The Speaker of the House refers to furloughed federal employees as hostages, which is a great analogy on one hand, but the visual image that conjures up doesn't appear to move the needle much. Her colleagues on the Senate side voted down two bills that would have opened the government. On social media, opinions reflect the polarization of the electorate while the job approval polls reflect the public's growing anxiety. Sympathetic stories have been broadcast everywhere, but nothing has changed.
Next week those idle nail technicians, the hair stylist, the retail salesperson, the lunch counter server, the bank teller, the delivery guy, the bartender, the waitress, the car mechanic, and all of the other people who don't work for the government have bills that will come due. Maybe they'll be okay for a while, because surely those people don't live paycheck to paycheck and they recognize that this is all for the greater good, but what happens later on in the month when their bosses feel the pinch? What then?

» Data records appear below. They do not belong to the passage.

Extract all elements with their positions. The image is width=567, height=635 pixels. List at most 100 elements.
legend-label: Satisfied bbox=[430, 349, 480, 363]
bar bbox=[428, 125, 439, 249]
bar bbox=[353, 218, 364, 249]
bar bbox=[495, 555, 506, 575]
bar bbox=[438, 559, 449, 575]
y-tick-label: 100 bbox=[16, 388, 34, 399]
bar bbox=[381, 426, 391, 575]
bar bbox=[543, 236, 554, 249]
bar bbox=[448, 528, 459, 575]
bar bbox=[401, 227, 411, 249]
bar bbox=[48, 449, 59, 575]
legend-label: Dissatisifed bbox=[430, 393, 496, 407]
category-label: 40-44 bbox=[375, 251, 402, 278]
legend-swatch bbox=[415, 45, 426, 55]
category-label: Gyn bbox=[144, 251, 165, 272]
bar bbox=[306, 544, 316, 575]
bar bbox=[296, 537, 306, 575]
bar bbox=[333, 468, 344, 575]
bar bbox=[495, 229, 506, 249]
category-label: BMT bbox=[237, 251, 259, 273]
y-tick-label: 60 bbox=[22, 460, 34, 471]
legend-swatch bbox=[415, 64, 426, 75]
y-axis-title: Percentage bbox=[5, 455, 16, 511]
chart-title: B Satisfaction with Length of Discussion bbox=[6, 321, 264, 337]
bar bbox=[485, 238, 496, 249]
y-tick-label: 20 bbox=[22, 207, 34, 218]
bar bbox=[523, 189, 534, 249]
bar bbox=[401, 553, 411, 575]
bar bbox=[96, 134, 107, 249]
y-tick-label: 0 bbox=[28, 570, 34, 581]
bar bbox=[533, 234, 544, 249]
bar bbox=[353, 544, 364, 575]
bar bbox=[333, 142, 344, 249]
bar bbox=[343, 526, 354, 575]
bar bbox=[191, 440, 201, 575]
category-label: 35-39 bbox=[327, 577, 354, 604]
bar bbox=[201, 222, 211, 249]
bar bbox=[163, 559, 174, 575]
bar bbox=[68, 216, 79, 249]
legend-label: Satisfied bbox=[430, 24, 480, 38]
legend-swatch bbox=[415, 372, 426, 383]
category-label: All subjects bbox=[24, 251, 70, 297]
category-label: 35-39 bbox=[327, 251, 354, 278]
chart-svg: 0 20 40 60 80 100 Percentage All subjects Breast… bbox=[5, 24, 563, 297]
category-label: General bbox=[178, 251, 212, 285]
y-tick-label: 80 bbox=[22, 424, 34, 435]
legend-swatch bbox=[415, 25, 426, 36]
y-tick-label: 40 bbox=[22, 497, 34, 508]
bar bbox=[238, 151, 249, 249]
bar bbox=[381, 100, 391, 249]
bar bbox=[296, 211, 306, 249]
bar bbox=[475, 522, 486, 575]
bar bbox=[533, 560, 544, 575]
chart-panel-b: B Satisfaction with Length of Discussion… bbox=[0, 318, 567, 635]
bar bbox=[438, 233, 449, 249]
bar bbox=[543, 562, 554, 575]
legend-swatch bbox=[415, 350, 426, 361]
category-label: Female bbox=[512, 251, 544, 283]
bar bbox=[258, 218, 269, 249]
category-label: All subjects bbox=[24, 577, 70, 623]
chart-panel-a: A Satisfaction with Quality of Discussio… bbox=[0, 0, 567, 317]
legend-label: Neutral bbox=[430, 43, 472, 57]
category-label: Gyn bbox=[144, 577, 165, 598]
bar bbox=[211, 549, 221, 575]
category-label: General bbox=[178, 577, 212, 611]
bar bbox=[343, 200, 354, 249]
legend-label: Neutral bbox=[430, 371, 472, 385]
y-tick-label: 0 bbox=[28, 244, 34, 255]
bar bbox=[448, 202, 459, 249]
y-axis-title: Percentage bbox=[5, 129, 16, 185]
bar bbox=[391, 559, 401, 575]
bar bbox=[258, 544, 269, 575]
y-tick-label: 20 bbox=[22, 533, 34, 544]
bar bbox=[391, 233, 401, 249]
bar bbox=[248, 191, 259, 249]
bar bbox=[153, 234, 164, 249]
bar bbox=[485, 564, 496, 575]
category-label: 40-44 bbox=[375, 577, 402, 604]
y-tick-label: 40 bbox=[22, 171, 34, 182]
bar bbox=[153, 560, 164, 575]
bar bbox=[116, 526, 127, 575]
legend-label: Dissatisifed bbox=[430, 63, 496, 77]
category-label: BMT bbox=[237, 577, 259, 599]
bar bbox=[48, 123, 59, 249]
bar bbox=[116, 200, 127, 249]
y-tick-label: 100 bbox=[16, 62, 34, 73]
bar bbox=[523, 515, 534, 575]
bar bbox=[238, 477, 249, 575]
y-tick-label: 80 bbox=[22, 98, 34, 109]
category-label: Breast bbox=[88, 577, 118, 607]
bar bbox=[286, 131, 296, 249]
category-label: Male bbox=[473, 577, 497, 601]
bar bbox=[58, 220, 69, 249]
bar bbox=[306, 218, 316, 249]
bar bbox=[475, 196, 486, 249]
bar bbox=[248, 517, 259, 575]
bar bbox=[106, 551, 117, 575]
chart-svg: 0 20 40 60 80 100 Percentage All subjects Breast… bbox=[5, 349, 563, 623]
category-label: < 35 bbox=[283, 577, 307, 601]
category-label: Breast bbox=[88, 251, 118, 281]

What happens when the food banks and the diaper banks and all of the organizations that usually rely on the generosity of federal employees to help others are forced to ration because their resources are stretched beyond capacity? What happens when this shutdown goes into its seventh or eighth week and heating bills, medical bills, and credit card bills begin to pile up? What happens when parents can't afford daycare and the daycare can't afford to stay open because too many parents can't pay?
For people who live in other parts of the country where this pain is familiar (because anyone who lives in company towns surely knows the ripple effect that can occur when that company closes shop), please tell us what happens next in month three, and then what happens when month six comes. Tell us how to make the hard choices that come from just trying to live.